I did hear the BBC reporter say that the count had been delayed in Nottingham because of a last minute delivery of postal ballots that hadn't been posted.

You had to wonder ...

allnottinghambasearebelongtous said...

Yeah. And I do wonder about postal ballots around here...

Neale said...

Nottingham still had the highest %age of yes votes in the country, leading to the question of "Did the referendum increase the turnout of Labour suporters who then also voted in the local elections, or did local Labour manage to get an significant increase in their turnout who then also voted "yes".
Neale

Neale said...

Sorry, ment to say "one of the highest %age of yes votes"

alanadale said...

No doubt an unpopular view, aimed as it is, at the 'ordinary man and woman in the street', but I think what is rarely considered in any election is the shocking level; of disillusionment with politics in the UK and the extraordinarily naieve and uninformed nature of a large portion of the electorate.
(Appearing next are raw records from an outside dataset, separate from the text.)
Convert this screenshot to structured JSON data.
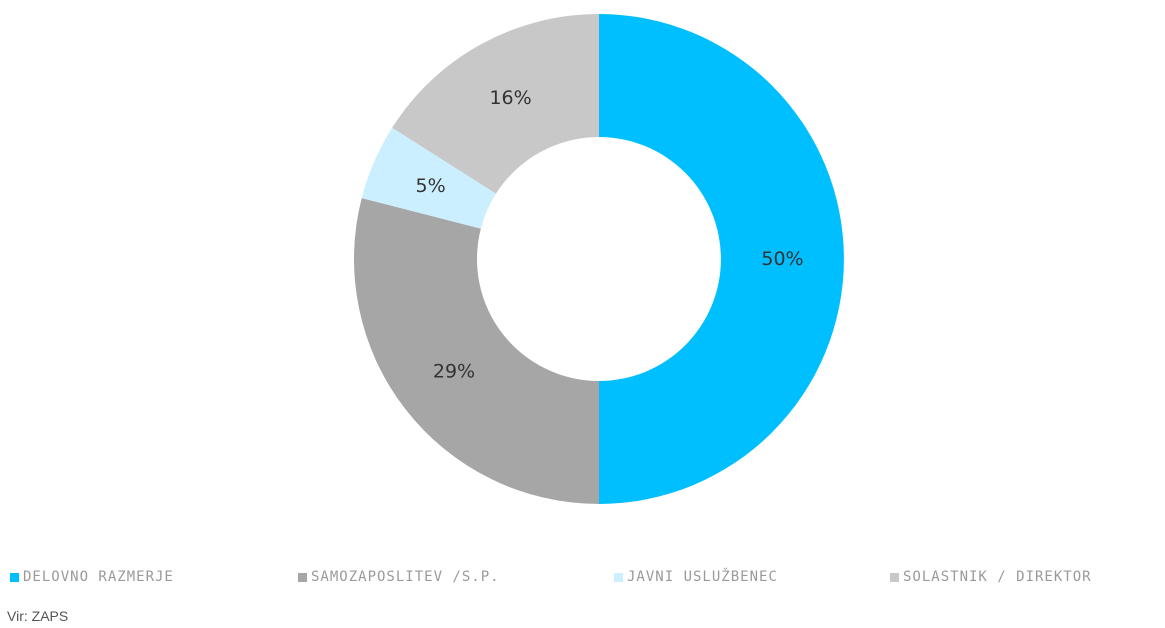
{
  "chart_data": {
    "type": "pie",
    "variant": "donut",
    "title": "",
    "categories": [
      "DELOVNO RAZMERJE",
      "SAMOZAPOSLITEV /S.P.",
      "JAVNI USLUŽBENEC",
      "SOLASTNIK / DIREKTOR"
    ],
    "values": [
      50,
      29,
      5,
      16
    ],
    "value_labels": [
      "50%",
      "29%",
      "5%",
      "16%"
    ],
    "unit": "%",
    "colors": [
      "#00bfff",
      "#a6a6a6",
      "#ccefff",
      "#c8c8c8"
    ],
    "legend_placement": "bottom"
  },
  "legend": {
    "items": [
      {
        "label": "DELOVNO RAZMERJE",
        "color": "#00bfff"
      },
      {
        "label": "SAMOZAPOSLITEV /S.P.",
        "color": "#a6a6a6"
      },
      {
        "label": "JAVNI USLUŽBENEC",
        "color": "#ccefff"
      },
      {
        "label": "SOLASTNIK / DIREKTOR",
        "color": "#c8c8c8"
      }
    ]
  },
  "source": {
    "text": "Vir: ZAPS"
  }
}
This leaves them open to persuasion on who to vote for by the Sun and the Daily Mail as well as any half-baked political propaganda that happens to drop through the letter box on voting day.

And then (as you have already pointed out) there's the old tradition of voting for a pig with a red rosette (or with a blue one for that matter) regardless of what the pig may have done - or not done - for you over the last four or five years.